An Ad By Any Other Name
The amount of cash flowing to search engines for listing has become enormous. As the business side of search engines grows, it is increasingly important for the results displayed to users to clearly differentiate paid from natural listings. In fact, the U.S. Federal Trade Commission recently made a landmark recommendation to the search engine industry around improving disclosure. For the most part, search engines have complied with the FTC recommendations. Most search engines clearly tag paid listings as sponsored and set them apart from the main listings in some way.
Peter Norvig, director of search quality at Google explains, "We make a very clear distinction [of what is a paid listing]. The Premium Program says ‘sponsored link' with a different background in the search results and the Google AdWords results are on the right with different boxes and also say sponsored link." Google did not alter its already clear approach to disclosing sponsorships as a result of the FTC complaint.

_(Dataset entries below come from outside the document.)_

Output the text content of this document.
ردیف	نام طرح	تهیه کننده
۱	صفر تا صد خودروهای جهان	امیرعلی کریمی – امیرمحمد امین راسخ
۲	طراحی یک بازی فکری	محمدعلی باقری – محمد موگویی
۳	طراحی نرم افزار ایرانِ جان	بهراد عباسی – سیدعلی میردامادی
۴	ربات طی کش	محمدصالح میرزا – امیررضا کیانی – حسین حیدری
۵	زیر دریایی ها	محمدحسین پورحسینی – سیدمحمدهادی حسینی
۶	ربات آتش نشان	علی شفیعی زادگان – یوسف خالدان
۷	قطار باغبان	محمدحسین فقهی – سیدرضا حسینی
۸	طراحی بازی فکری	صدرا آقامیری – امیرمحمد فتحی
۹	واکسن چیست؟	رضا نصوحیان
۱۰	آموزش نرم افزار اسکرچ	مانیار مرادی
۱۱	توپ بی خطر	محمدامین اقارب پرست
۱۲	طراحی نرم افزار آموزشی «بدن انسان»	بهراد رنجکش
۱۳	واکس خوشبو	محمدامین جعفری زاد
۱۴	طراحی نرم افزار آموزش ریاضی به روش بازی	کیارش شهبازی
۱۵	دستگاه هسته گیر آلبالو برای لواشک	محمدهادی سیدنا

According to Norvig: "We were always clear because we think of our users first."
Not everybody agrees that disclosure is so obvious. As search engines have become a ubiquitous tool for knowledge workers everywhere, individuals and the organizations supplying their information infrastructure will need to be conscious of the results search engines are presenting them.
Laura Ramos, who covers the enterprise portal space for Giga Information Group, a global IT advisory firm says, "Corporations want external content they can trust, but paid listings can be misleading. The average corporate user is savvier than the average consumer, but many could still be confused by a paid placement. The potential for risk is not insignificant."
Ramos describes a hypothetical scenario where a large organization has deployed internal and external content using a search engine inside the firewall. If an employee does a search to find benefits information about life insurance provided by her employer, but also sees paid links to other companies offering coverage, the results could be misleading and certainly not what the HR department had originally intended.
"It is distressing, but not surprising, to learn how search engines work," said John Latham, director, Knowledge Exchange of the Special Libraries Association. Paid listings on search engines, he says are "kind of like Affirmative Action. [The search engine] says the ranking is fair, but will take certain companies ahead of others. As search engines un-level the playing field in search, the role of the information professional is that much more important," says Latham. "There are so many other ways for people to get information than through Google and other search engines."
Let's say you're a professional needing to do market research on a new space your organization is considering developing a service for. You're tasked with determining the scope of the opportunity. You type "market research services" into your trusty search engine and guess what? Together with the natural search results are multiple advertisements touting such things as: "proactive competitor insight," "marketing data and techniques," "phone surveys," and of course "focus groups." Other ads promise "the key to success" and "easiest and most direct ways to get your research off the ground."